Optimal Dynamic Contracts for a Large-Scale Principal-Agent Hierarchy: A Concavity-Preserving Approach
It addresses the computational challenge of designing optimal dynamic contracts in large-scale principal-agent hierarchies, which is a known bottleneck in contract theory.
The paper extends Sannikov's continuous-time contract framework to hierarchical principal-agent settings, developing an iterative algorithm that preserves concavity and reduces the dynamic programming problem to one dimension regardless of hierarchy size, enabling optimal contract design for large-scale hierarchies.
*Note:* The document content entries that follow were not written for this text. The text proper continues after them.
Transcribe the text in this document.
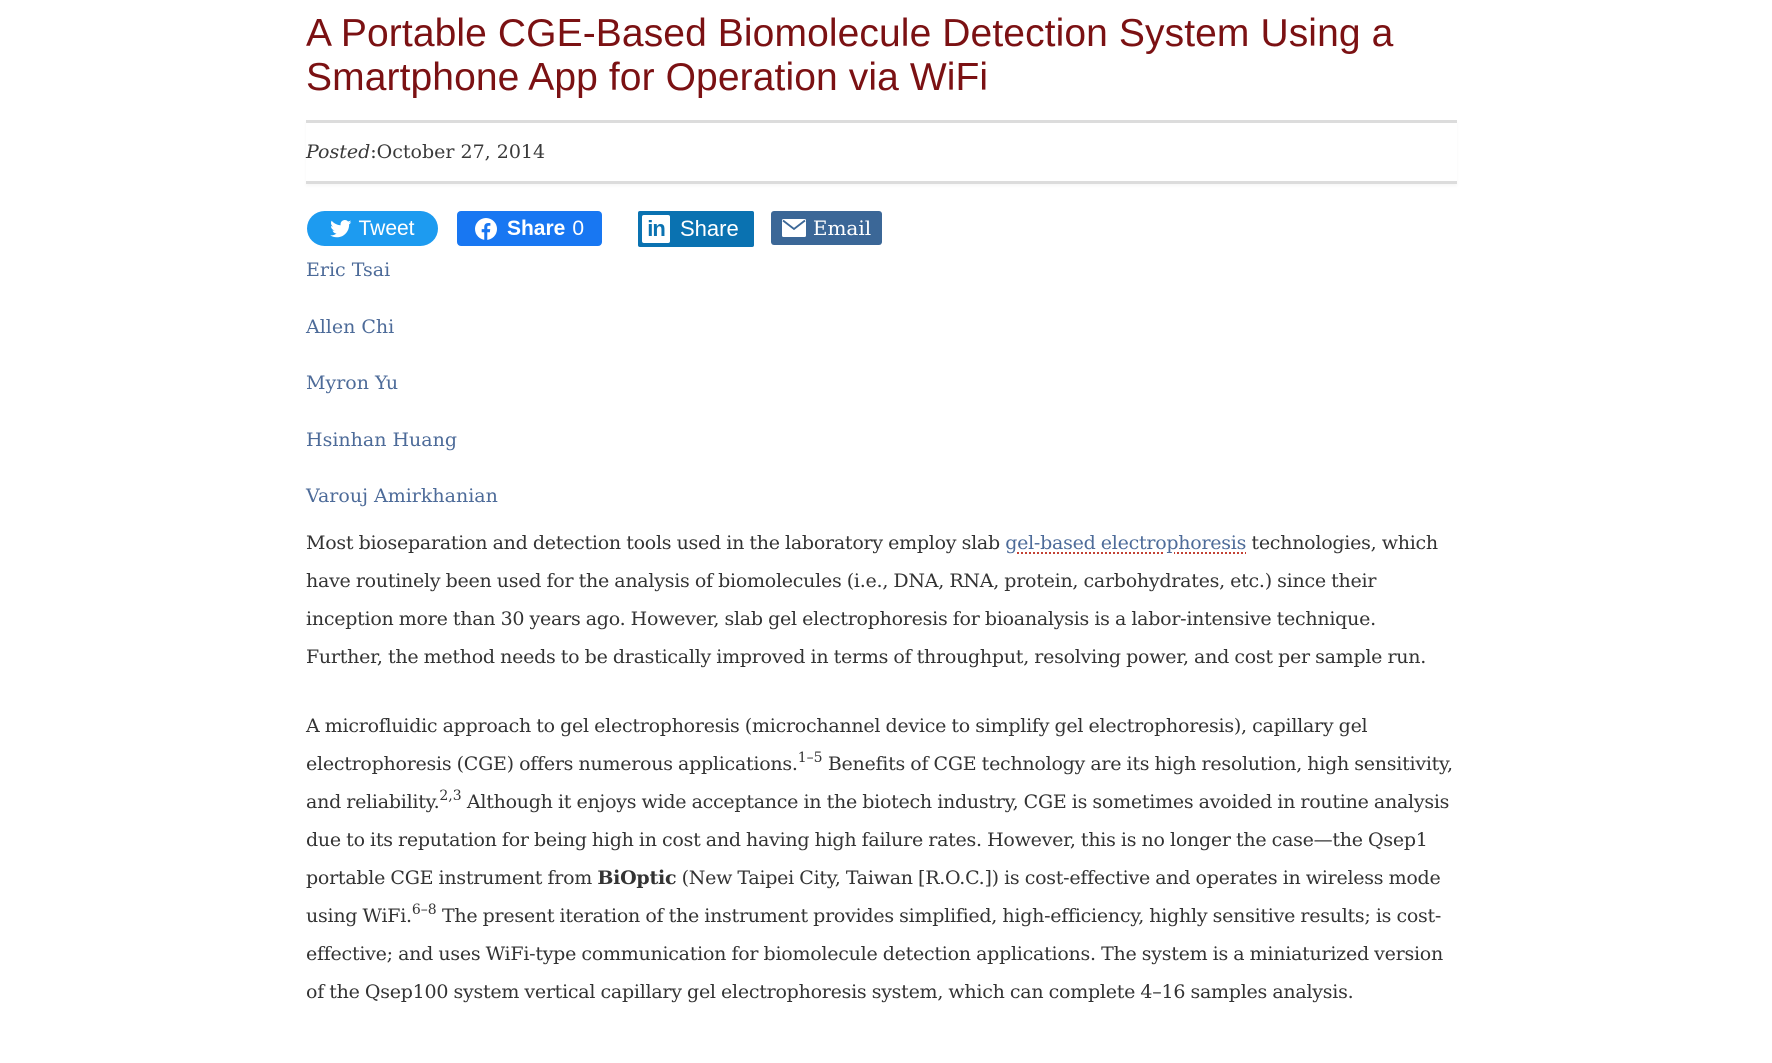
A Portable CGE-Based Biomolecule Detection System Using a Smartphone App for Operation via WiFi
Posted : October 27, 2014
Tweet	Share 0	in Share	Email
Eric Tsai
Allen Chi
Myron Yu
Hsinhan Huang
Varouj Amirkhanian

Most bioseparation and detection tools used in the laboratory employ slab gel-based electrophoresis technologies, which have routinely been used for the analysis of biomolecules (i.e., DNA, RNA, protein, carbohydrates, etc.) since their inception more than 30 years ago. However, slab gel electrophoresis for bioanalysis is a labor-intensive technique. Further, the method needs to be drastically improved in terms of throughput, resolving power, and cost per sample run.

A microfluidic approach to gel electrophoresis (microchannel device to simplify gel electrophoresis), capillary gel electrophoresis (CGE) offers numerous applications.$^{1-5}$ Benefits of CGE technology are its high resolution, high sensitivity, and reliability.$^{2,3}$ Although it enjoys wide acceptance in the biotech industry, CGE is sometimes avoided in routine analysis due to its reputation for being high in cost and having high failure rates. However, this is no longer the case—the Qsep1 portable CGE instrument from BiOptic (New Taipei City, Taiwan [R.O.C.]) is cost-effective and operates in wireless mode using WiFi.$^{6-8}$ The present iteration of the instrument provides simplified, high-efficiency, highly sensitive results; is cost-effective; and uses WiFi-type communication for biomolecule detection applications. The system is a miniaturized version of the Qsep100 system vertical capillary gel electrophoresis system, which can complete 4–16 samples analysis.
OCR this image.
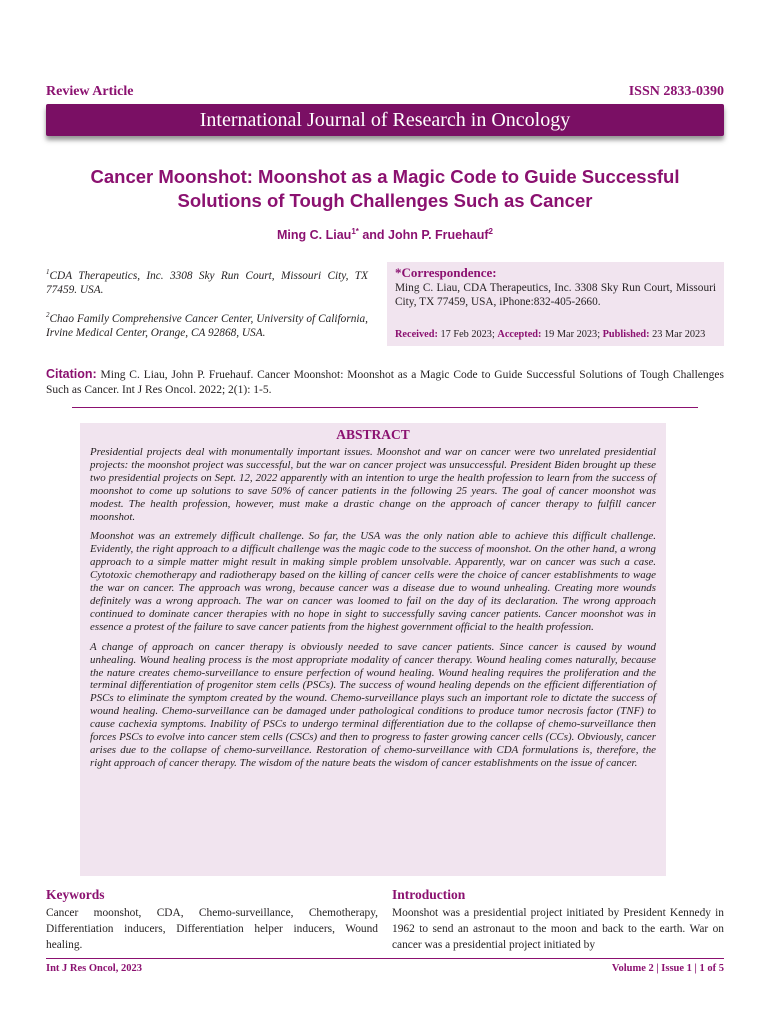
Review Article	ISSN 2833-0390
International Journal of Research in Oncology
Cancer Moonshot: Moonshot as a Magic Code to Guide Successful
Solutions of Tough Challenges Such as Cancer
Ming C. Liau$^{1*}$ and John P. Fruehauf$^2$
$^1$CDA Therapeutics, Inc. 3308 Sky Run Court, Missouri City, TX 77459. USA.
$^2$Chao Family Comprehensive Cancer Center, University of California, Irvine Medical Center, Orange, CA 92868, USA.
*Correspondence:
Ming C. Liau, CDA Therapeutics, Inc. 3308 Sky Run Court, Missouri City, TX 77459, USA, iPhone:832-405-2660.
Received: 17 Feb 2023; Accepted: 19 Mar 2023; Published: 23 Mar 2023
Citation: Ming C. Liau, John P. Fruehauf. Cancer Moonshot: Moonshot as a Magic Code to Guide Successful Solutions of Tough Challenges Such as Cancer. Int J Res Oncol. 2022; 2(1): 1-5.
ABSTRACT

Presidential projects deal with monumentally important issues. Moonshot and war on cancer were two unrelated presidential projects: the moonshot project was successful, but the war on cancer project was unsuccessful. President Biden brought up these two presidential projects on Sept. 12, 2022 apparently with an intention to urge the health profession to learn from the success of moonshot to come up solutions to save 50% of cancer patients in the following 25 years. The goal of cancer moonshot was modest. The health profession, however, must make a drastic change on the approach of cancer therapy to fulfill cancer moonshot.

Moonshot was an extremely difficult challenge. So far, the USA was the only nation able to achieve this difficult challenge. Evidently, the right approach to a difficult challenge was the magic code to the success of moonshot. On the other hand, a wrong approach to a simple matter might result in making simple problem unsolvable. Apparently, war on cancer was such a case. Cytotoxic chemotherapy and radiotherapy based on the killing of cancer cells were the choice of cancer establishments to wage the war on cancer. The approach was wrong, because cancer was a disease due to wound unhealing. Creating more wounds definitely was a wrong approach. The war on cancer was loomed to fail on the day of its declaration. The wrong approach continued to dominate cancer therapies with no hope in sight to successfully saving cancer patients. Cancer moonshot was in essence a protest of the failure to save cancer patients from the highest government official to the health profession.

A change of approach on cancer therapy is obviously needed to save cancer patients. Since cancer is caused by wound unhealing. Wound healing process is the most appropriate modality of cancer therapy. Wound healing comes naturally, because the nature creates chemo-surveillance to ensure perfection of wound healing. Wound healing requires the proliferation and the terminal differentiation of progenitor stem cells (PSCs). The success of wound healing depends on the efficient differentiation of PSCs to eliminate the symptom created by the wound. Chemo-surveillance plays such an important role to dictate the success of wound healing. Chemo-surveillance can be damaged under pathological conditions to produce tumor necrosis factor (TNF) to cause cachexia symptoms. Inability of PSCs to undergo terminal differentiation due to the collapse of chemo-surveillance then forces PSCs to evolve into cancer stem cells (CSCs) and then to progress to faster growing cancer cells (CCs). Obviously, cancer arises due to the collapse of chemo-surveillance. Restoration of chemo-surveillance with CDA formulations is, therefore, the right approach of cancer therapy. The wisdom of the nature beats the wisdom of cancer establishments on the issue of cancer.

Keywords
Cancer moonshot, CDA, Chemo-surveillance, Chemotherapy, Differentiation inducers, Differentiation helper inducers, Wound healing.
Introduction
Moonshot was a presidential project initiated by President Kennedy in 1962 to send an astronaut to the moon and back to the earth. War on cancer was a presidential project initiated by
Int J Res Oncol, 2023	Volume 2 | Issue 1 | 1 of 5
We present a continuous-time contract whereby a top-level player can incentivize a hierarchy of players below him to act in his best interest despite only observing the output of his direct subordinate. This paper extends Sannikov's approach from a situation of asymmetric information between a principal and an agent to one of hierarchical information between several players. We develop an iterative algorithm for constructing an incentive compatible contract and define the correct notion of concavity which must be preserved during iteration. We identify conditions under which a dynamic programming construction of an optimal dynamic contract can be reduced to only a one-dimensional state space and one-dimensional control set, independent of the size of the hierarchy. In this sense, our results contribute to the applicability of dynamic programming on dynamic contracts for a large-scale principal-agent hierarchy.